The Prowler (1951)

the-prowler-1The whole thing turned on a freak accident. You’ve got to believe that Susan.

The Prowler doesn’t waste a moment of time with its opening credits as we are privy to a woman shrieking from within her bathroom. Why is fairly obvious. There’s a voyeuristic prowler on the loose and the police must be called on the scene. The men on call are Webb Garwood (Van Heflin) the discontent young gun and Bud Crocker (John Maxwell) the genial veteran. They search the premises, meet the flustered gal (Evelyn Keyes) and leave her be with no signs of a prowler remaining.

In fact, from that moment onward the prowler is only a phantom, a figment of the imagination, a convenient scapegoat. But blacklisted screenwriter Dalton Trumbo also cleverly uses this “person” to move his story forward seamlessly. The stage has been set. Our young cop has his interest piqued. Here is a beautiful, seemingly lonely woman and he can be her knight in shining armor. He’s taken by her and drops in on her with the pretense of monitoring her safety. In such a way, the narrative progresses into a love affair and an adulterous one at that. Because Susan Gilvray is married to the man who is always on the other end of the radio (ironically voiced by Trumbo himself sneaking his way into the film). He talks to her from far off and rather like the eponymous prowler, he too seems an almost otherworldly phantom haunting both Webb and his girl in their deceit.

It becomes obvious soon enough that Webb is the most crooked cop on record as he sets up a scenario that is tragic and he casts himself as a victim of circumstance. But it’s all orchestrated in such a way that Susan is free of her marriage and Webb receives the sympathies of the general public in the ensuing court proceedings. Soon after the drama has subsided, the pair of clandestine lovebirds turn around and get hitched. The next stop on their journey together is out to the desert as the action gets transplanted. Webb is keen on running a hotel and seeing a bit of the desolate country his former partner was always touting.

It’s in this back half where director Joseph Losey is able to develop his second major locale the ghost town of Calico which becomes the stark backdrop for the final act. It’s in such a setting where the couple looks to flee their misdeeds but they’re already so far gone, caught up in a lie that they cannot hope to mitigate. And that’s the tragedy. Webb cannot help to give up the lie even even with the love that he has found. Worst of all, it never was love at all.

Van Heflin was mostly an earthy, rough-hewn sort of actor but in the Prowler he’s surprisingly slimy and it’s a joy to watch him in that kind of role. Meanwhile, Evelyn Keyes is quite pretty and evocative but there’s almost a weary gauntness to her that’s hard to pinpoint. It hints a little bit at the hollowness and fleeting aspect of this romance that initially enraptures her but leaves her disillusioned. Also, the fact that Webb is surrounded by chummy average Joes like Bud and the dead man’s brother (Emerson Treacy), it just becomes more obvious how corrupted he is. Because it’s these real square, true blue individuals who willingly vouch for his character when he has none. They trust him completely when there’s nothing but deceit within him.

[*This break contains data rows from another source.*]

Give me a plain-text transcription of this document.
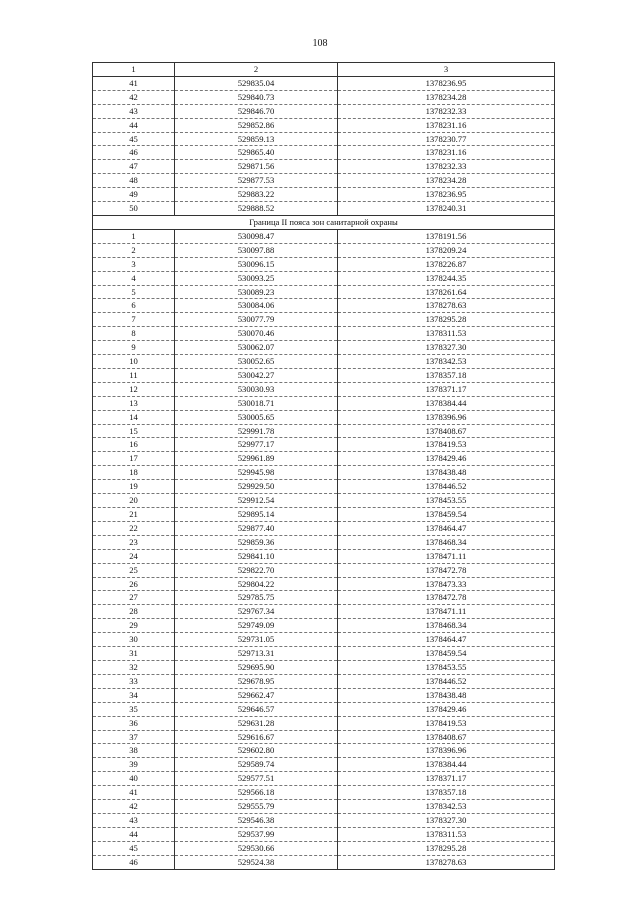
108
1	2	3
41	529835.04	1378236.95
42	529840.73	1378234.28
43	529846.70	1378232.33
44	529852.86	1378231.16
45	529859.13	1378230.77
46	529865.40	1378231.16
47	529871.56	1378232.33
48	529877.53	1378234.28
49	529883.22	1378236.95
50	529888.52	1378240.31
Граница II пояса зон санитарной охраны		
1	530098.47	1378191.56
2	530097.88	1378209.24
3	530096.15	1378226.87
4	530093.25	1378244.35
5	530089.23	1378261.64
6	530084.06	1378278.63
7	530077.79	1378295.28
8	530070.46	1378311.53
9	530062.07	1378327.30
10	530052.65	1378342.53
11	530042.27	1378357.18
12	530030.93	1378371.17
13	530018.71	1378384.44
14	530005.65	1378396.96
15	529991.78	1378408.67
16	529977.17	1378419.53
17	529961.89	1378429.46
18	529945.98	1378438.48
19	529929.50	1378446.52
20	529912.54	1378453.55
21	529895.14	1378459.54
22	529877.40	1378464.47
23	529859.36	1378468.34
24	529841.10	1378471.11
25	529822.70	1378472.78
26	529804.22	1378473.33
27	529785.75	1378472.78
28	529767.34	1378471.11
29	529749.09	1378468.34
30	529731.05	1378464.47
31	529713.31	1378459.54
32	529695.90	1378453.55
33	529678.95	1378446.52
34	529662.47	1378438.48
35	529646.57	1378429.46
36	529631.28	1378419.53
37	529616.67	1378408.67
38	529602.80	1378396.96
39	529589.74	1378384.44
40	529577.51	1378371.17
41	529566.18	1378357.18
42	529555.79	1378342.53
43	529546.38	1378327.30
44	529537.99	1378311.53
45	529530.66	1378295.28
46	529524.38	1378278.63
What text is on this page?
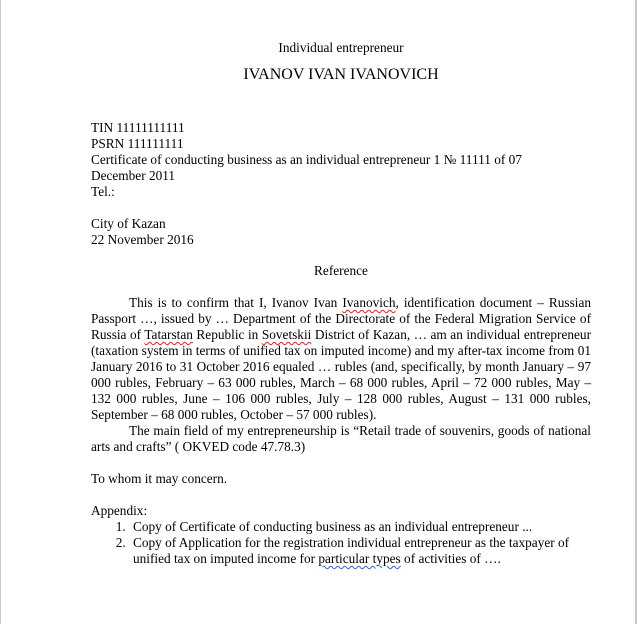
Individual entrepreneur
IVANOV IVAN IVANOVICH
TIN 11111111111
PSRN 111111111
Certificate of conducting business as an individual entrepreneur 1 № 11111 of 07 December 2011
Tel.:
City of Kazan
22 November 2016
Reference

This is to confirm that I, Ivanov Ivan Ivanovich, identification document – Russian Passport …, issued by … Department of the Directorate of the Federal Migration Service of Russia of Tatarstan Republic in Sovetskii District of Kazan, … am an individual entrepreneur (taxation system in terms of unified tax on imputed income) and my after-tax income from 01 January 2016 to 31 October 2016 equaled … rubles (and, specifically, by month January – 97 000 rubles, February – 63 000 rubles, March – 68 000 rubles, April – 72 000 rubles, May – 132 000 rubles, June – 106 000 rubles, July – 128 000 rubles, August – 131 000 rubles, September – 68 000 rubles, October – 57 000 rubles).

The main field of my entrepreneurship is “Retail trade of souvenirs, goods of national arts and crafts” ( OKVED code 47.78.3)

To whom it may concern.
Appendix:
1. Copy of Certificate of conducting business as an individual entrepreneur ...
2. Copy of Application for the registration individual entrepreneur as the taxpayer of unified tax on imputed income for particular types of activities of ….
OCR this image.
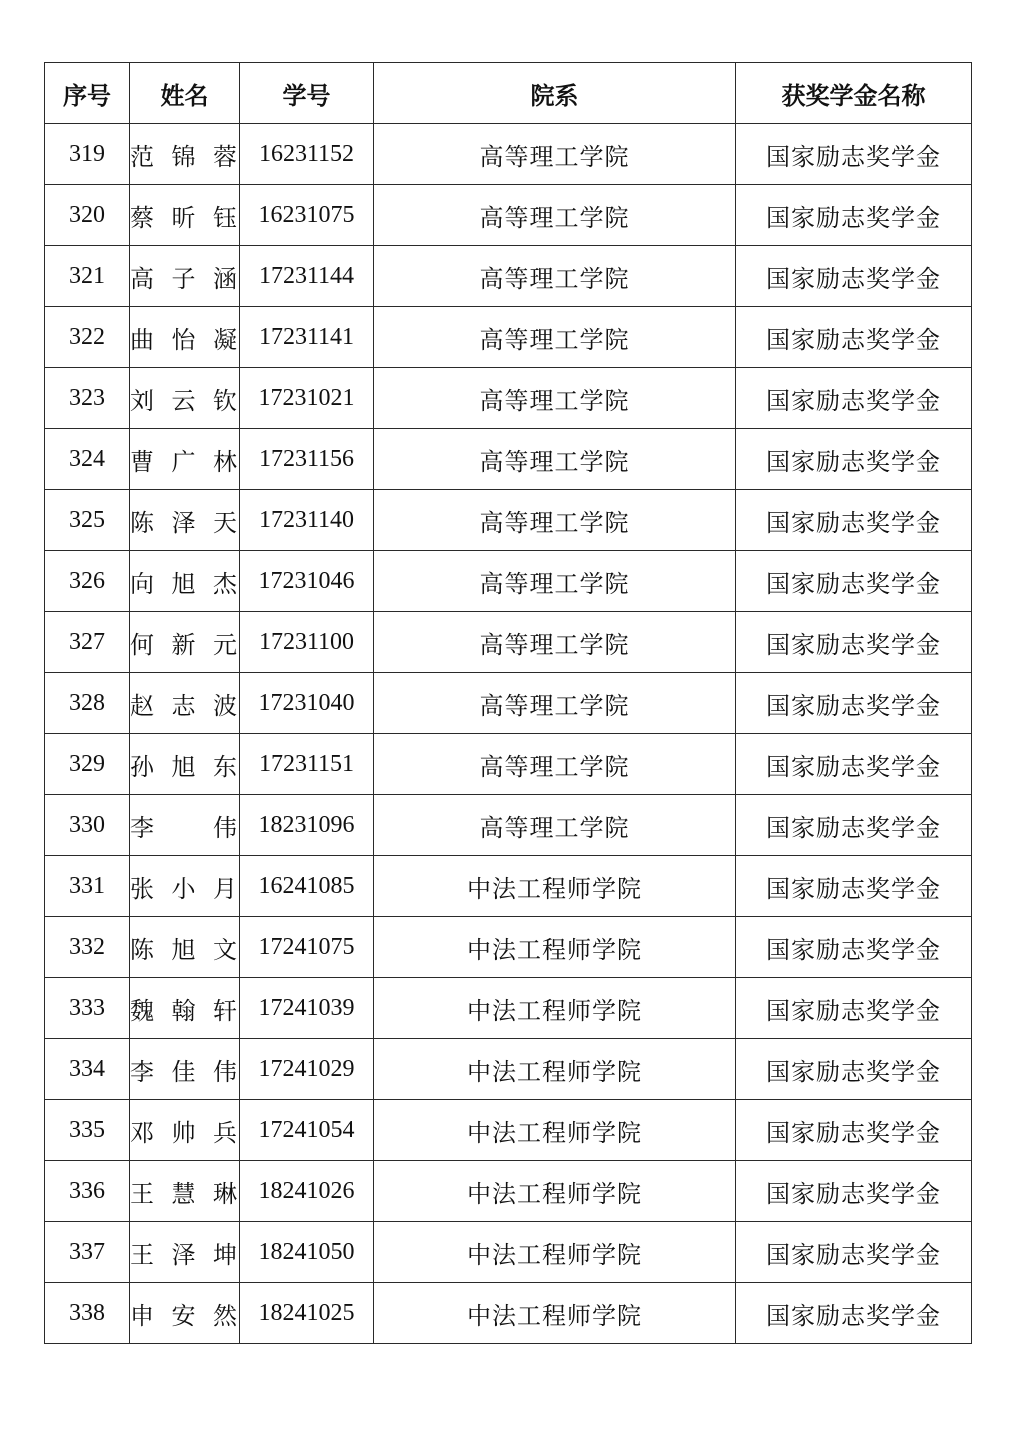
序号	姓名	学号	院系	获奖学金名称
319	范锦蓉	16231152	高等理工学院	国家励志奖学金
320	蔡昕钰	16231075	高等理工学院	国家励志奖学金
321	高子涵	17231144	高等理工学院	国家励志奖学金
322	曲怡凝	17231141	高等理工学院	国家励志奖学金
323	刘云钦	17231021	高等理工学院	国家励志奖学金
324	曹广林	17231156	高等理工学院	国家励志奖学金
325	陈泽天	17231140	高等理工学院	国家励志奖学金
326	向旭杰	17231046	高等理工学院	国家励志奖学金
327	何新元	17231100	高等理工学院	国家励志奖学金
328	赵志波	17231040	高等理工学院	国家励志奖学金
329	孙旭东	17231151	高等理工学院	国家励志奖学金
330	李 伟	18231096	高等理工学院	国家励志奖学金
331	张小月	16241085	中法工程师学院	国家励志奖学金
332	陈旭文	17241075	中法工程师学院	国家励志奖学金
333	魏翰轩	17241039	中法工程师学院	国家励志奖学金
334	李佳伟	17241029	中法工程师学院	国家励志奖学金
335	邓帅兵	17241054	中法工程师学院	国家励志奖学金
336	王慧琳	18241026	中法工程师学院	国家励志奖学金
337	王泽坤	18241050	中法工程师学院	国家励志奖学金
338	申安然	18241025	中法工程师学院	国家励志奖学金
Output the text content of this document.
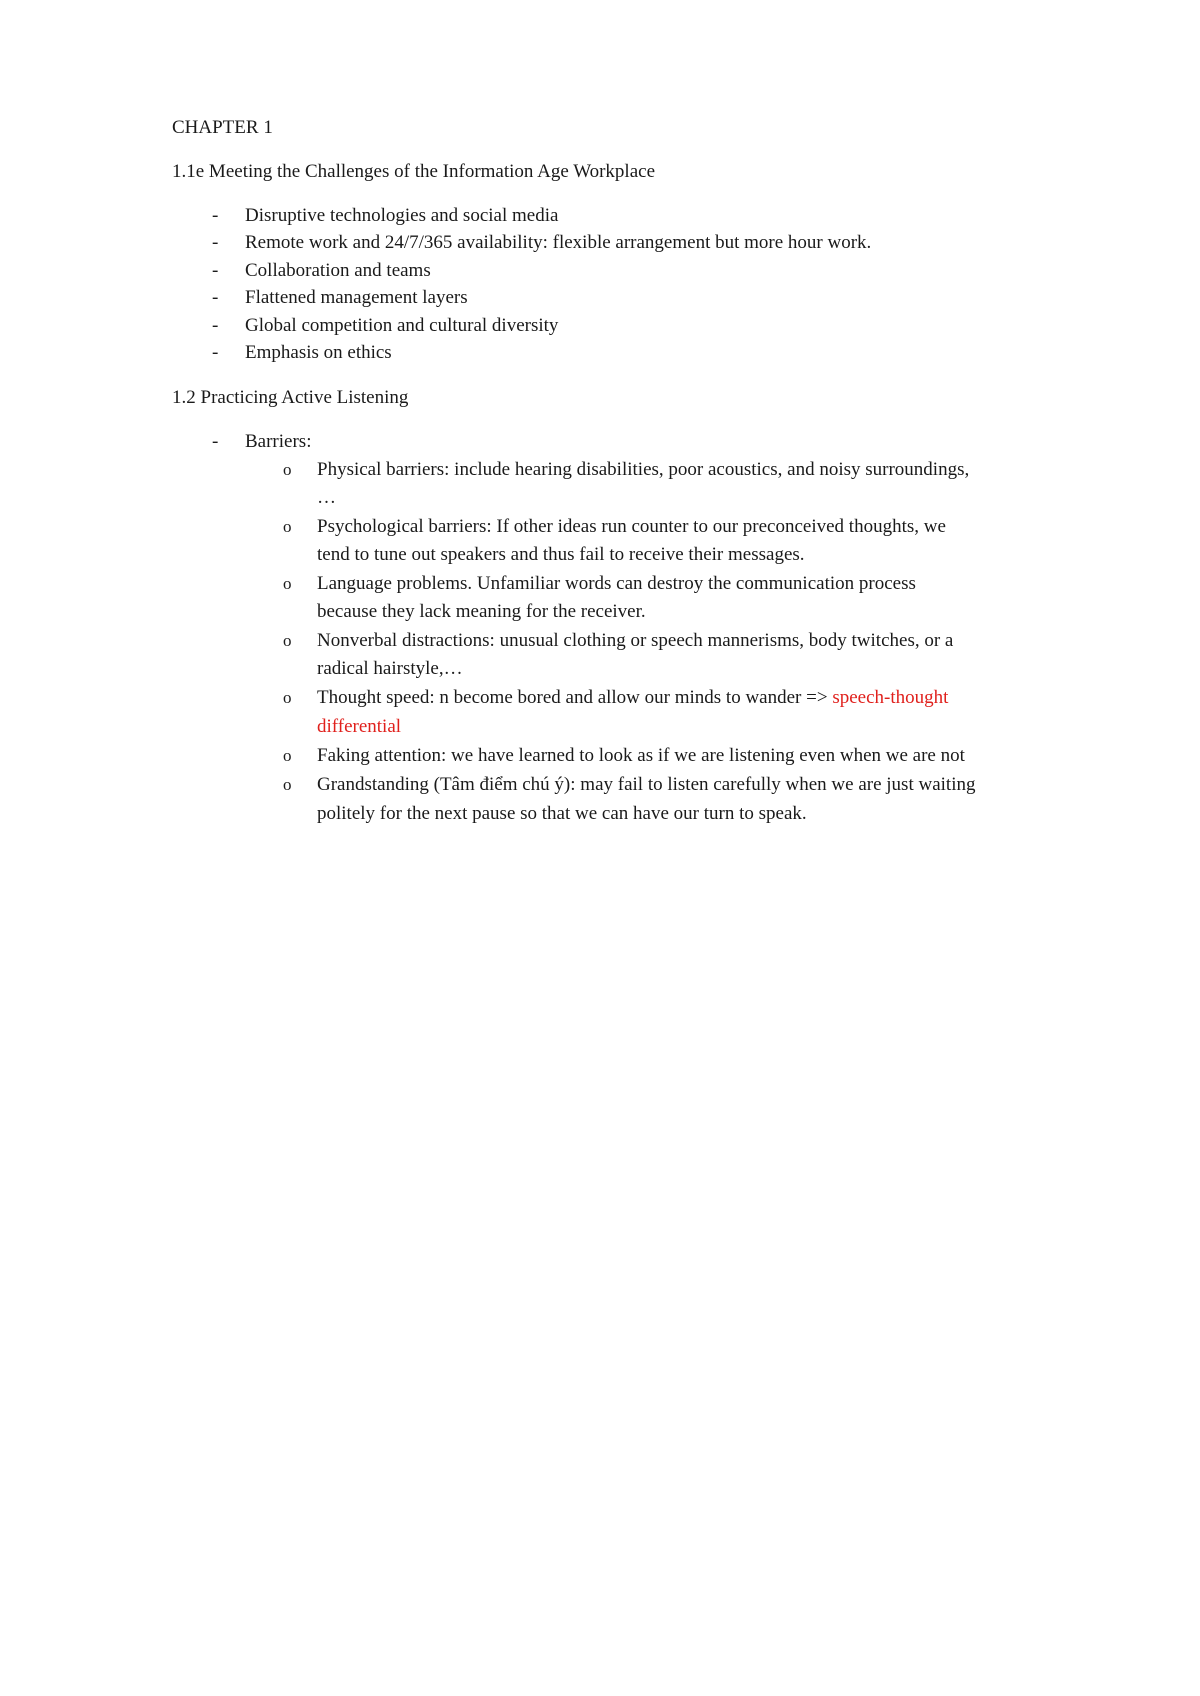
CHAPTER 1
1.1e Meeting the Challenges of the Information Age Workplace
- Disruptive technologies and social media
- Remote work and 24/7/365 availability: flexible arrangement but more hour work.
- Collaboration and teams
- Flattened management layers
- Global competition and cultural diversity
- Emphasis on ethics
1.2 Practicing Active Listening
- Barriers:
o Physical barriers: include hearing disabilities, poor acoustics, and noisy surroundings,
…
o Psychological barriers: If other ideas run counter to our preconceived thoughts, we
tend to tune out speakers and thus fail to receive their messages.
o Language problems. Unfamiliar words can destroy the communication process
because they lack meaning for the receiver.
o Nonverbal distractions: unusual clothing or speech mannerisms, body twitches, or a
radical hairstyle,…
o Thought speed: n become bored and allow our minds to wander => speech-thought
differential
o Faking attention: we have learned to look as if we are listening even when we are not
o Grandstanding (Tâm điểm chú ý): may fail to listen carefully when we are just waiting
politely for the next pause so that we can have our turn to speak.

Dalton Trumbo is certainly ripping a few pages out of the likes of Double Indemnity and The Postman Always Rings Twice, but he does a master class job to the glory of the B pictures. And he really only seems to falter once. Although it’s a major plot point, a turning point, it somehow hurts the film that we see Susan’s husband in the flesh. It’s only for an instance, but in that instance, he loses that phantom quality. He’s real and far from being haunting, the fact that we know him, makes this story sad really. In the end, we realize The Prowler in the expected sense, never existed. It was all an apparition, a figment of the imagination, simply utility for one man’s avarice.